Sudbury

Calling all hackers! Hard-line inviting you to a 42-hour hackathon

Hard-Line, a Sudbury technology firm, is running its first hackathon to encourage programmers, engineers and coders to show off their technical know-how.

Sudbury company running event that pits programmers against a real-world problem

Sudbury-based Hard-Line is running a hackathon in January. (Casey Stranges/CBC)

Hard-Line, a Sudbury technology firm, is running its first hackathon to encourage programmers, engineers and coders to show off their technical know-how.

The 42-hour long event will pose a real-world problem that teams have a chance to bump heads over.

One of the event's goals is to see what kind of solutions teams come up with, but organizers like Hard-Line also use the hackathon to recruit talented hackers.

Korey MacDougall, Hard-Line's product development manager, said the company is looking for practitioners and students of machine learning, which is a branch of computer science

"They're going to be working in teams of up to four on two different challenges from different applications of machine learning to technical problems that we see in mining," MacDougall said.  

"One of [the challenges] is autonomous vehicle control, getting a machine to drive itself underground. The other one is figuring out where a machine is by looking at a camera feed. So that's a computer vision-based challenge."

Korey MacDougall is Hard-Line's product development manager. (Casey Stranges/CBC)

MacDougall said he hopes the hackathon serves another purpose.

"We want to see people making connections and having a good time," MacDougall said. "But we'd also like to see the technological profile of Sudbury elevated a little bit and to highlight the capabilities we have in the north."

MacDougall said it's becoming more important for Sudbury to make an impression on the next generation of tech workers as cities – especially in northern Ontario– struggle to attract and retain skilled workers.

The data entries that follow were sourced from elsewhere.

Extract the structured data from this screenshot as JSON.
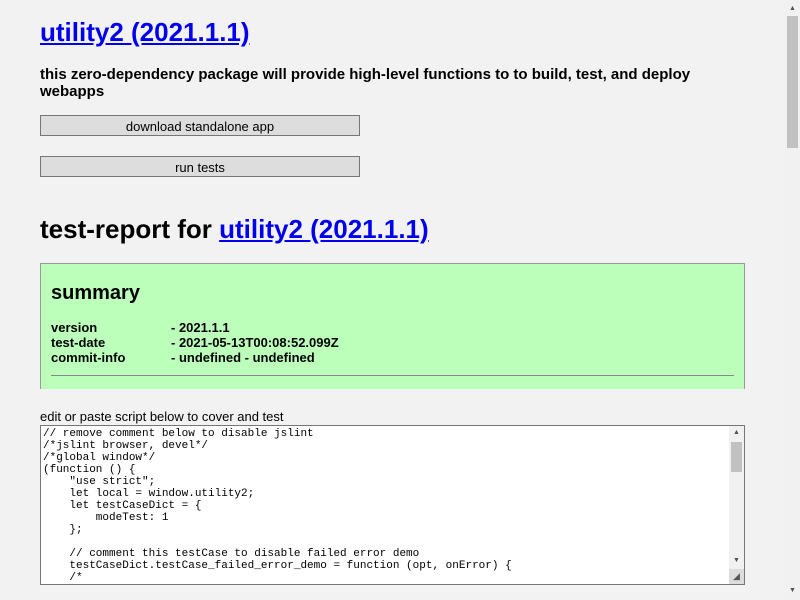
{
  "header": {
    "title_link": "utility2 (2021.1.1)",
    "description": "this zero-dependency package will provide high-level functions to to build, test, and deploy webapps"
  },
  "buttons": {
    "download_label": "download standalone app",
    "run_tests_label": "run tests"
  },
  "report": {
    "heading_prefix": "test-report for ",
    "heading_link": "utility2 (2021.1.1)"
  },
  "summary": {
    "heading": "summary",
    "rows": [
      {
        "key": "version",
        "value": "- 2021.1.1"
      },
      {
        "key": "test-date",
        "value": "- 2021-05-13T00:08:52.099Z"
      },
      {
        "key": "commit-info",
        "value": "- undefined - undefined"
      }
    ]
  },
  "editor": {
    "label": "edit or paste script below to cover and test",
    "code": "// remove comment below to disable jslint\n/*jslint browser, devel*/\n/*global window*/\n(function () {\n    \"use strict\";\n    let local = window.utility2;\n    let testCaseDict = {\n        modeTest: 1\n    };\n\n    // comment this testCase to disable failed error demo\n    testCaseDict.testCase_failed_error_demo = function (opt, onError) {\n    /*"
  },
  "icons": {
    "scroll_up": "arrow-up-icon",
    "scroll_down": "arrow-down-icon",
    "resize": "resize-grip-icon"
  },
  "colors": {
    "link": "#0000ee",
    "summary_bg": "#bbffbb",
    "page_bg": "#f2f2f2"
  }
}
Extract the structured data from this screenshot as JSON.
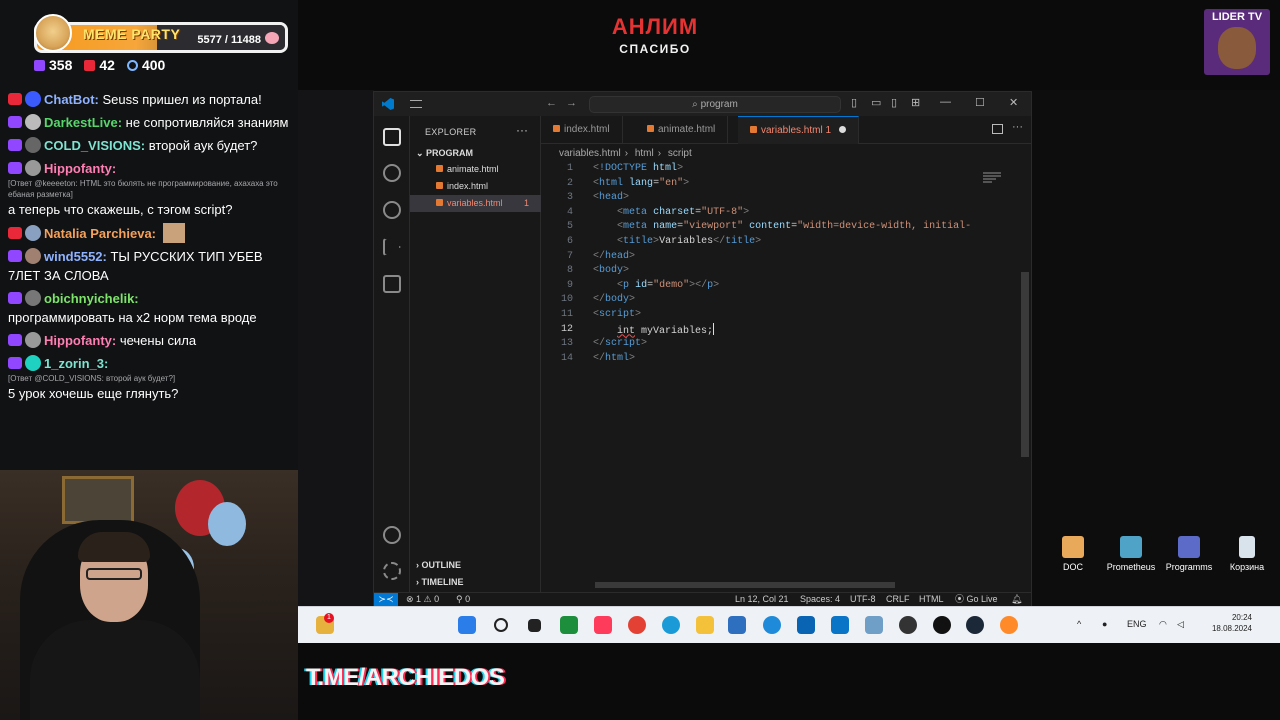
{
  "meme_party": {
    "title": "MEME PARTY",
    "count": "5577 / 11488"
  },
  "stats": {
    "viewers_a": "358",
    "viewers_b": "42",
    "viewers_c": "400"
  },
  "chat": [
    {
      "user": "ChatBot:",
      "text": " Seuss пришел из портала!",
      "color": "#8fb3ff"
    },
    {
      "user": "DarkestLive:",
      "text": " не сопротивляйся знаниям",
      "color": "#58d66b"
    },
    {
      "user": "COLD_VISIONS:",
      "text": " второй аук будет?",
      "color": "#7fe3d0"
    },
    {
      "user": "Hippofanty:",
      "text": "",
      "color": "#ff7eb3"
    },
    {
      "reply": "[Ответ @keeeeton: HTML это бюлять не программирование, ахахаха это ебаная разметка]",
      "text": "а теперь что скажешь, с тэгом script?"
    },
    {
      "user": "Natalia Parchieva:",
      "text": "",
      "color": "#f5a15a"
    },
    {
      "user": "wind5552:",
      "text": " ТЫ РУССКИХ ТИП УБЕВ 7ЛЕТ ЗА СЛОВА",
      "color": "#8fb3ff"
    },
    {
      "user": "obichnyichelik:",
      "text": "",
      "color": "#7de36b"
    },
    {
      "text": "программировать на x2 норм тема вроде"
    },
    {
      "user": "Hippofanty:",
      "text": " чечены сила",
      "color": "#ff7eb3"
    },
    {
      "user": "1_zorin_3:",
      "text": "",
      "color": "#7fe3d0"
    },
    {
      "reply": "[Ответ @COLD_VISIONS: второй аук будет?]",
      "text": "5 урок хочешь еще глянуть?"
    }
  ],
  "top": {
    "title": "АНЛИМ",
    "subtitle": "СПАСИБО"
  },
  "lider": "LIDER TV",
  "vscode": {
    "search": "program",
    "explorer_label": "EXPLORER",
    "folder": "PROGRAM",
    "files": [
      "animate.html",
      "index.html",
      "variables.html"
    ],
    "error_count": "1",
    "tabs": [
      "index.html",
      "animate.html",
      "variables.html 1"
    ],
    "breadcrumb": [
      "variables.html",
      "html",
      "script"
    ],
    "outline": "OUTLINE",
    "timeline": "TIMELINE",
    "status": {
      "errors": "⊗ 1 ⚠ 0",
      "ports": "⚲ 0",
      "position": "Ln 12, Col 21",
      "spaces": "Spaces: 4",
      "encoding": "UTF-8",
      "eol": "CRLF",
      "lang": "HTML",
      "golive": "⦿ Go Live"
    }
  },
  "desktop_icons": [
    "DOC",
    "Prometheus",
    "Programms",
    "Корзина"
  ],
  "taskbar": {
    "lang": "ENG",
    "time": "20:24",
    "date": "18.08.2024"
  },
  "bottom_text": "T.ME/ARCHIEDOS"
}
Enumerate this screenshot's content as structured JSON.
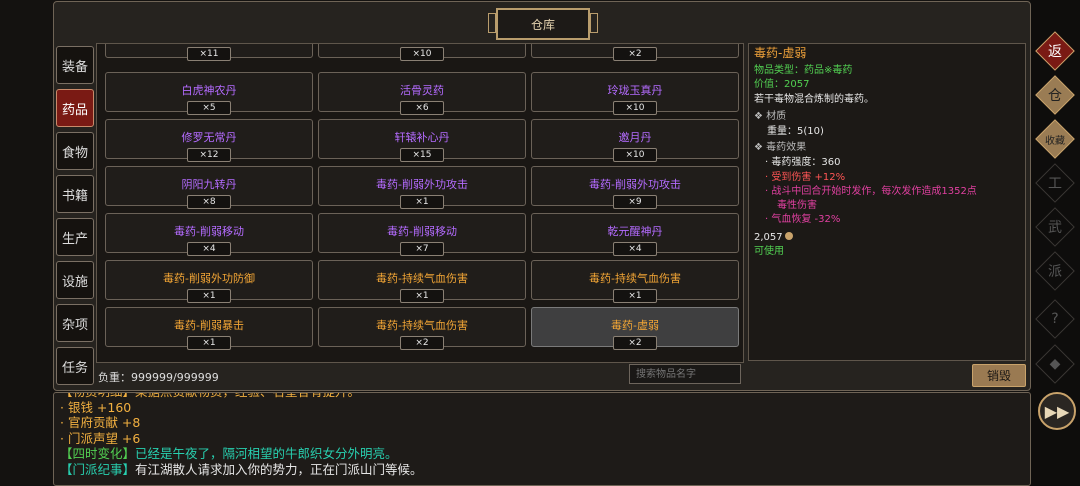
{
  "window_title": "仓库",
  "tabs": [
    "装备",
    "药品",
    "食物",
    "书籍",
    "生产",
    "设施",
    "杂项",
    "任务"
  ],
  "active_tab": "药品",
  "top_counts": [
    "×11",
    "×10",
    "×2"
  ],
  "items": [
    {
      "name": "白虎神农丹",
      "count": "×5",
      "color": "purple"
    },
    {
      "name": "活骨灵药",
      "count": "×6",
      "color": "purple"
    },
    {
      "name": "玲珑玉真丹",
      "count": "×10",
      "color": "purple"
    },
    {
      "name": "修罗无常丹",
      "count": "×12",
      "color": "purple"
    },
    {
      "name": "轩辕补心丹",
      "count": "×15",
      "color": "purple"
    },
    {
      "name": "邀月丹",
      "count": "×10",
      "color": "purple"
    },
    {
      "name": "阴阳九转丹",
      "count": "×8",
      "color": "purple"
    },
    {
      "name": "毒药-削弱外功攻击",
      "count": "×1",
      "color": "purple"
    },
    {
      "name": "毒药-削弱外功攻击",
      "count": "×9",
      "color": "purple"
    },
    {
      "name": "毒药-削弱移动",
      "count": "×4",
      "color": "purple"
    },
    {
      "name": "毒药-削弱移动",
      "count": "×7",
      "color": "purple"
    },
    {
      "name": "乾元醒神丹",
      "count": "×4",
      "color": "purple"
    },
    {
      "name": "毒药-削弱外功防御",
      "count": "×1",
      "color": "orange"
    },
    {
      "name": "毒药-持续气血伤害",
      "count": "×1",
      "color": "orange"
    },
    {
      "name": "毒药-持续气血伤害",
      "count": "×1",
      "color": "orange"
    },
    {
      "name": "毒药-削弱暴击",
      "count": "×1",
      "color": "orange"
    },
    {
      "name": "毒药-持续气血伤害",
      "count": "×2",
      "color": "orange"
    },
    {
      "name": "毒药-虚弱",
      "count": "×2",
      "color": "orange",
      "selected": true
    }
  ],
  "weight_text": "负重：999999/999999",
  "search_placeholder": "搜索物品名字",
  "destroy_label": "销毁",
  "detail": {
    "name": "毒药-虚弱",
    "type": "物品类型：药品※毒药",
    "price": "价值：2057",
    "desc": "若干毒物混合炼制的毒药。",
    "material_header": "❖ 材质",
    "weight": "重量：5(10)",
    "effect_header": "❖ 毒药效果",
    "strength": "· 毒药强度：360",
    "dmg_taken": "· 受到伤害 +12%",
    "dot_1": "· 战斗中回合开始时发作，每次发作造成1352点",
    "dot_2": "毒性伤害",
    "hp_regen": "· 气血恢复 -32%",
    "money": "2,057",
    "usable": "可使用"
  },
  "log": [
    {
      "segments": [
        {
          "t": "【物资明细】某据点贡献物资，经验、名望各有提升。",
          "c": "lorange"
        }
      ]
    },
    {
      "segments": [
        {
          "t": "            · 银钱 +160",
          "c": "lorange"
        }
      ]
    },
    {
      "segments": [
        {
          "t": "            · 官府贡献 +8",
          "c": "lorange"
        }
      ]
    },
    {
      "segments": [
        {
          "t": "            · 门派声望 +6",
          "c": "lorange"
        }
      ]
    },
    {
      "segments": [
        {
          "t": "【四时变化】",
          "c": "green"
        },
        {
          "t": "已经是午夜了，隔河相望的牛郎织女分外明亮。",
          "c": "cyan"
        }
      ]
    },
    {
      "segments": [
        {
          "t": "【门派纪事】",
          "c": "cyan"
        },
        {
          "t": "有江湖散人请求加入你的势力，正在门派山门等候。",
          "c": "white"
        }
      ]
    }
  ],
  "side_buttons": [
    "返",
    "仓",
    "收藏",
    "工",
    "武",
    "派",
    "?",
    "◆"
  ]
}
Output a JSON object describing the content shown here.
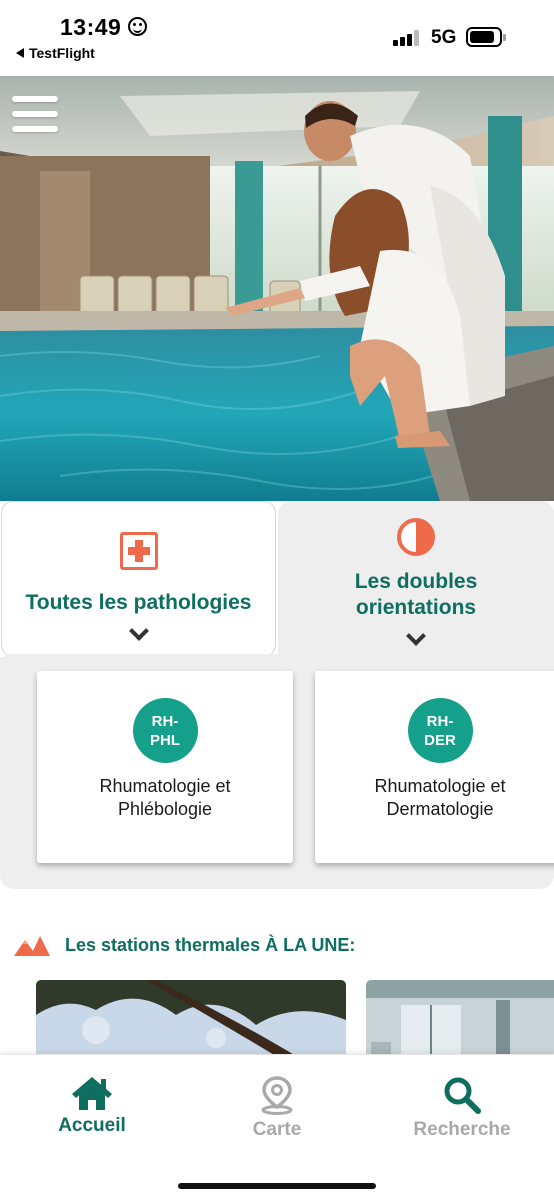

"There's a perception that there's a bit of a brain drain to the south right now with technical jobs and technical talent," he said. "We think there's a lot of opportunity here with the infrastructure that we have. The educational systems we have, the companies that are here."

"There's a lot of opportunity for people to work in this area and some of that is not clear to people coming out of school or people that are considering relocating," MacDougall said.